As the dust settles from the Charlie Hebdo shootings in Paris, an ugly picture emerges. The consensus that holds society together is breaking down. We may all agree that murder is wrong, but we disagree on how to combat extremists, how to live with foreign cultures and, indeed, the scope of free speech. The cosmopolitanism that prevails amongst society’s elite is challenged. And yet the only solution is to embrace cosmopolitan ideas yet further.
On the one hand we have the Islamic extremists themselves. We haven’t learnt much new here. Their alienation is such that they feel at war with western (and not just western) states, and they have ceased to see their opponents as human beings. The Paris assailants drew a distinction between “civilians”, whom they should not attack, and others, including journalists and Jews, whom it was OK to kill. This will no doubt aid the process of self-justification in their own circles – but the contradictions are too obvious to everybody else. The extremists appear to have momentum, especially led by the success of the Islamic State in Syria and Iraq. But their attacks, and their revelling in the power of life and death, should alienate them from the rest of society, outside the failed states in the Middle East and Africa.
We could take comfort from that if it wasn’t for dark forces working within the rest of society. Foremost amongst these is the rise of nativism in Europe and America. Nativists are intensely suspicious of any foreigners in their land. As we come to the end of the era of easy economic growth, and as technology destroys swathes of stable, clerical and factory jobs, faith in the idea of progress wanes. Nativists hark back to an earlier age that seemed simpler. They blame immigration for its undermining. Islamic immigrants have become a particular focus of suspicion. Ideas of a clash of civilisations, even a war, take currency. Nativism seems particularly strong in places with small immigrant communities, such as Clacton in England or, on an altogether larger scale, Dresden in Germany. But large, unintegrated ethnic minority communities provoke similar fears in neighbouring communities too. This accounts for the rise of perhaps the most important nativist movement: the National Front in France.
In Britain the rise of nativism is led by Ukip. Originally Ukip focused on Britain’s membership of the European Union, but it struck electoral gold when it shifted to opposition to immigration. The mainstream Conservative and Labour parties started to panic as Ukip ate into their core support, giving nativism further impetus. Tabloid newspapers stirred things up. As a result public attitudes to ethnic minorities have soured in much of the country. The idea of “freedom of speech” is now used to defend the open expression of Islamophobic views – though the idea that such freedoms should extend to the expression of Islamist or anti-Semitic views is not aired. The outcry of the Charlie Hebdo killings has given such nativists and their prejudices a real fillip.
Which makes matters worse. The entire Islamic community finds itself under attack.
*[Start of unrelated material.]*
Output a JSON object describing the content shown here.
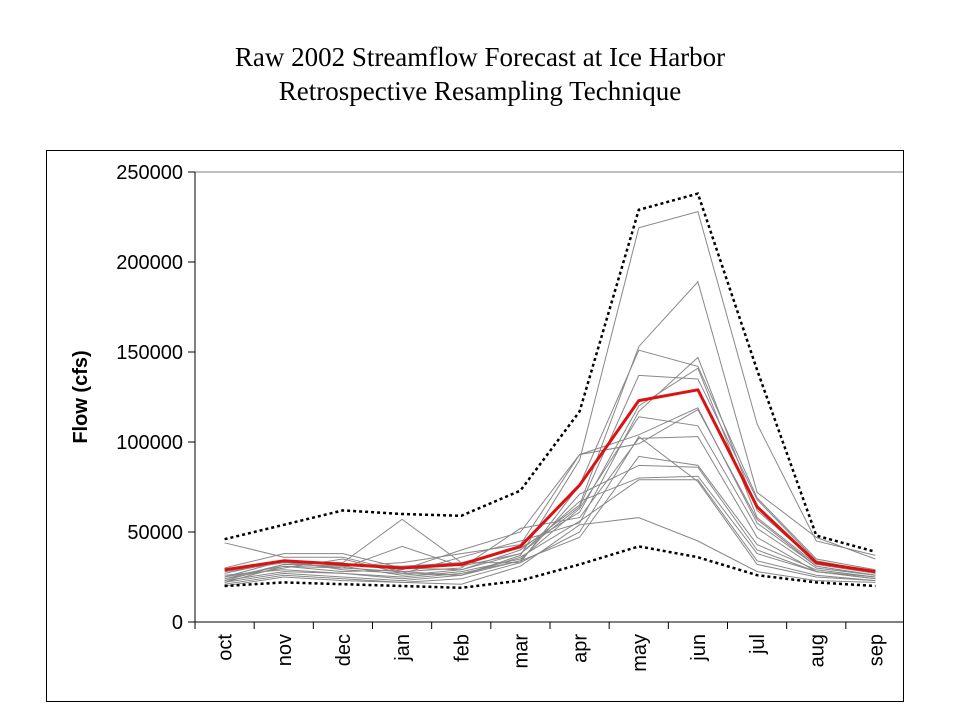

People say that all Muslims are to blame for extremists, and should apologise for them. Now the Muslim communities must face up to some important questions about how they are to progress and integrate into a modern world – questions that many are reluctant to confront. But ignorant prejudice serves only to alienate them, and prolong the sense of grievance on which the extremists feed.
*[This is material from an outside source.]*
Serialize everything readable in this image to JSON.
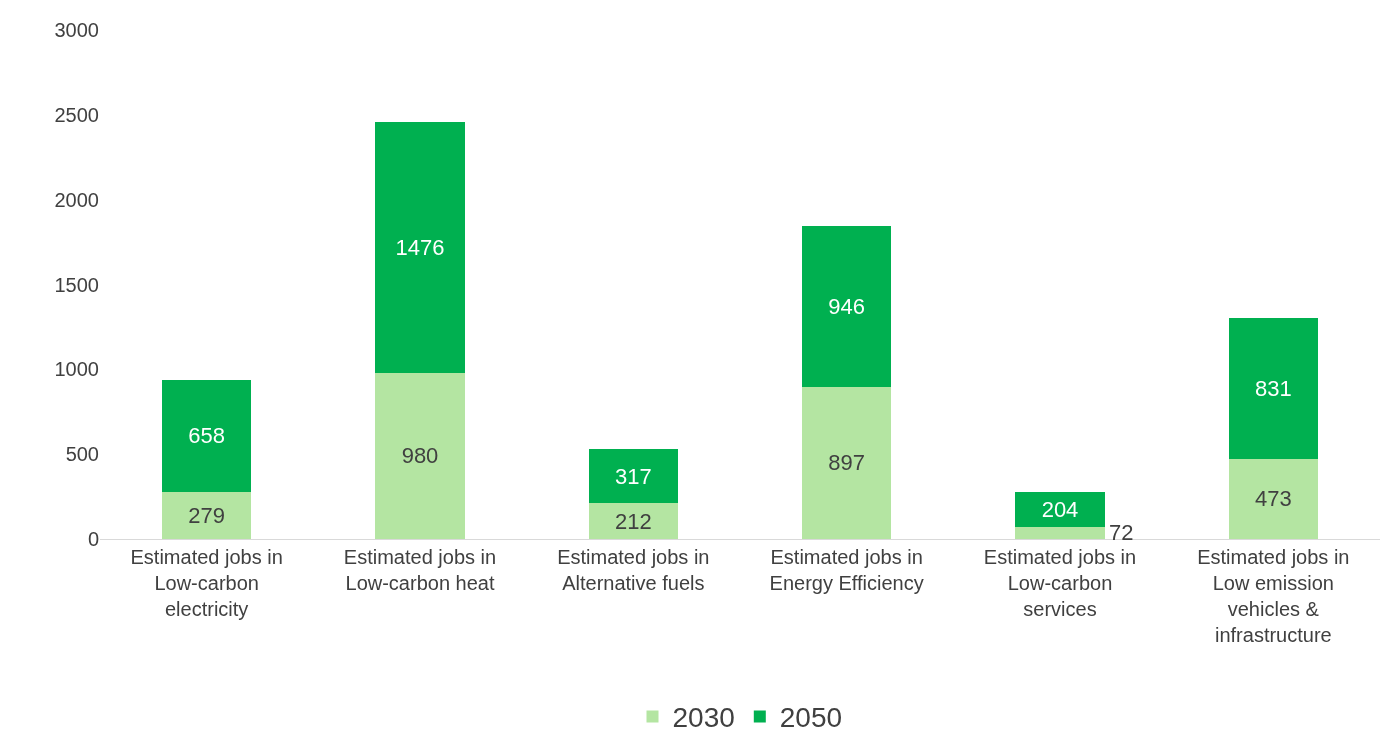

And so we face the prospect of an unravelling. Globalisation is integral to the western way of life. Just think of the rise of the British Empire and the cities that have been built on the back of the African slave trade in the 18th Century if you think it is anything recent. Large immigrant communities are simply a continuation of that process, in an actually much more benign way. Denying globalisation is as futile as Britons denying that their country is European. Nativism is a road to nowhere, or rather a road to poverty and conflict.
Instead we must embrace the values of cosmopolitanism. These are articulated most clearly by the Ghanaian-born author Kwame Anthony Appiah (as in Cosmopolitanism – Ethics in a world of Strangers). We must accept that our culture is the product of many cultures melding together in a process that has being going on for millennia, and which is destined to continue. There is no such thing as cultural purity, and no point in trying to defend it. This is not the same as relativism, which backs away from defining any kind of right or wrong ethical values. It means embracing ethical values which accept that all the globe’s inhabitants are part of an “us”, even though we recognise stronger affinities with some rather than others. People of different cultures should enter conversations with each other, and accept that their outlooks may change as a result.
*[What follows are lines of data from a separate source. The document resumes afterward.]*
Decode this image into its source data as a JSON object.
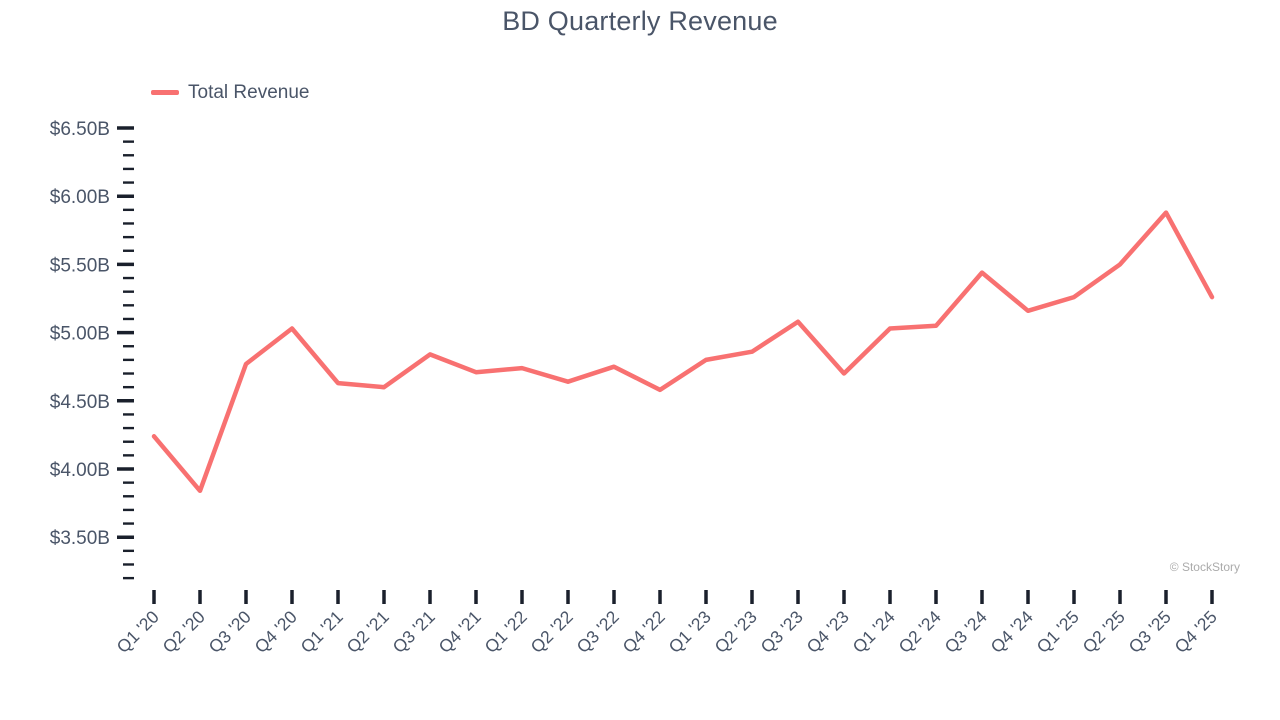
{
  "title": "BD Quarterly Revenue",
  "legend": {
    "label": "Total Revenue"
  },
  "watermark": "© StockStory",
  "colors": {
    "line": "#F87171",
    "text": "#4A5568",
    "tick": "#1A202C",
    "watermark": "#ABABAB"
  },
  "chart_data": {
    "type": "line",
    "title": "BD Quarterly Revenue",
    "unit": "$ billions",
    "grid": false,
    "legend_position": "top-left",
    "ylim": [
      3.2,
      6.6
    ],
    "y_axis": {
      "minor_step": 0.1,
      "majors": [
        {
          "value": 6.5,
          "label": "$6.50B"
        },
        {
          "value": 6.0,
          "label": "$6.00B"
        },
        {
          "value": 5.5,
          "label": "$5.50B"
        },
        {
          "value": 5.0,
          "label": "$5.00B"
        },
        {
          "value": 4.5,
          "label": "$4.50B"
        },
        {
          "value": 4.0,
          "label": "$4.00B"
        },
        {
          "value": 3.5,
          "label": "$3.50B"
        }
      ]
    },
    "categories": [
      "Q1 '20",
      "Q2 '20",
      "Q3 '20",
      "Q4 '20",
      "Q1 '21",
      "Q2 '21",
      "Q3 '21",
      "Q4 '21",
      "Q1 '22",
      "Q2 '22",
      "Q3 '22",
      "Q4 '22",
      "Q1 '23",
      "Q2 '23",
      "Q3 '23",
      "Q4 '23",
      "Q1 '24",
      "Q2 '24",
      "Q3 '24",
      "Q4 '24",
      "Q1 '25",
      "Q2 '25",
      "Q3 '25",
      "Q4 '25"
    ],
    "series": [
      {
        "name": "Total Revenue",
        "values": [
          4.24,
          3.84,
          4.77,
          5.03,
          4.63,
          4.6,
          4.84,
          4.71,
          4.74,
          4.64,
          4.75,
          4.58,
          4.8,
          4.86,
          5.08,
          4.7,
          5.03,
          5.05,
          5.44,
          5.16,
          5.26,
          5.5,
          5.88,
          5.26
        ]
      }
    ]
  }
}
Cosmopolitanism has always been embraced by elites, especially in the west after the nightmare of Fascism, which showed the futility of its opposite. That accounts for the many cosmopolitan aspects of our institutions. But now it is vital that it is taken up by all of society: amongst working class communities and ethnic minorities too. Here in London, perhaps, this process is quite well advanced, though hardly complete (I’m afraid that Islamophobic attitudes remain commonplace). Different communities are forced to mingle. We go to school together; we work together; increasingly we have children together. Elsewhere, though, we have just taken a backward step.
But I remain hopeful. The young are more cosmopolitan than their elders. Our cultural and business leaders, by and large, remain firm. At a time when elites are under attack for being out of touch, it is time for them do what elites should: to show leadership.